Kutipan sejarah di atas menjelaskan bahwa Etnis Samawa Pulau Sumbawa dikenal dengan pengaruh ajaran agama Islam. Peristiwa ini juga dibuktikan dengan adanya beberapa makam syeikh dan makam imam yang terdapat di beberapa wilayah Sumbawa, seperti di Moyo Mekar dengan keberadaan makam Syeikh Ibrahim dan makam syeikh lainnya.

Keberadaan makam-makam ulama mempengaruhi keyakinan masyarakat di sekitarnya dalam menjalani kehidupan sehari-hari. Peristiwa ini dapat dilihat melalui perilaku sosial Etnis Samawa dalam hal memperingati hari-hari besar Islam, seperti perayaan Maulid Nabi Muhammad SAW, perayaan Isra’ Miraj serta perayaan lainnya.

Seluruh perayaan itu disambut baik oleh masyarakat Etnis Samawa. Mereka berpartisipasi dalam kegiatan yang sedang berlangsung, diikuti berbagai kalangan usia dan berbagai lapisan sosial yang turut memberikan sumbangsih, baik ide, tenaga, maupun materi.

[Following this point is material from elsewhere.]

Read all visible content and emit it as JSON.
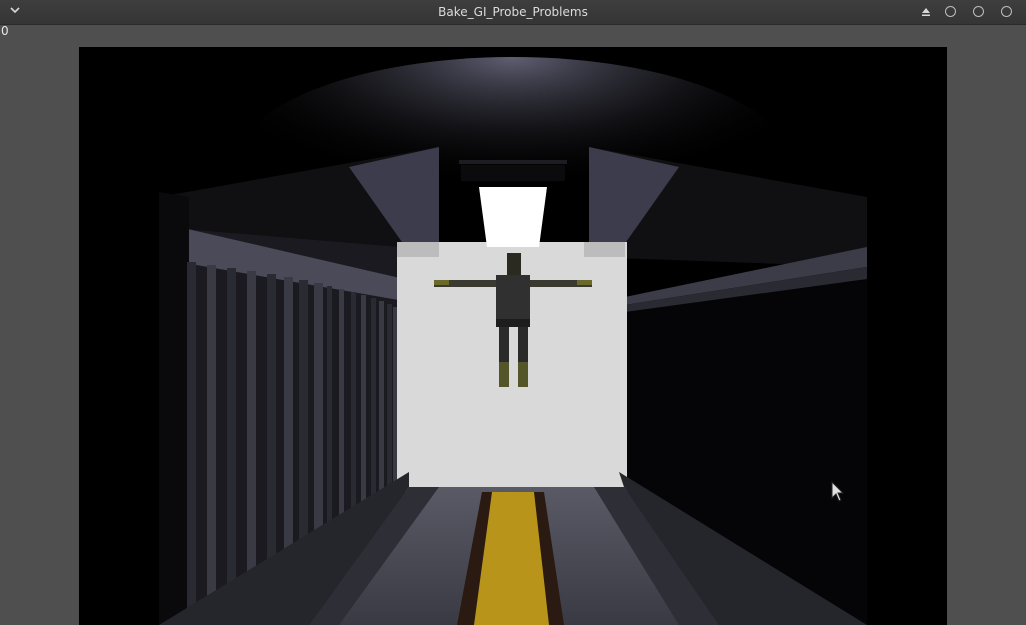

Pengaruh Islam pada Alat Musik Rebana Ode

Sejarah alat musik perkusi rebana berasal dari Timur Tengah, dibawa oleh bangsa Arab. Kita dapat menemuinya hampir di seluruh wilayah Indonesia. Instrumen rebana tak lepas dari pengaruh ajaran Islam. Petunjuk ini dapat ditelusuri dari Sabang sampai Merauke, mulai dari penamaan alat musik, teknik permainan, hingga persamaan dan perbebedaan yang sesuai dengan pengetahuan masyarakat setempat.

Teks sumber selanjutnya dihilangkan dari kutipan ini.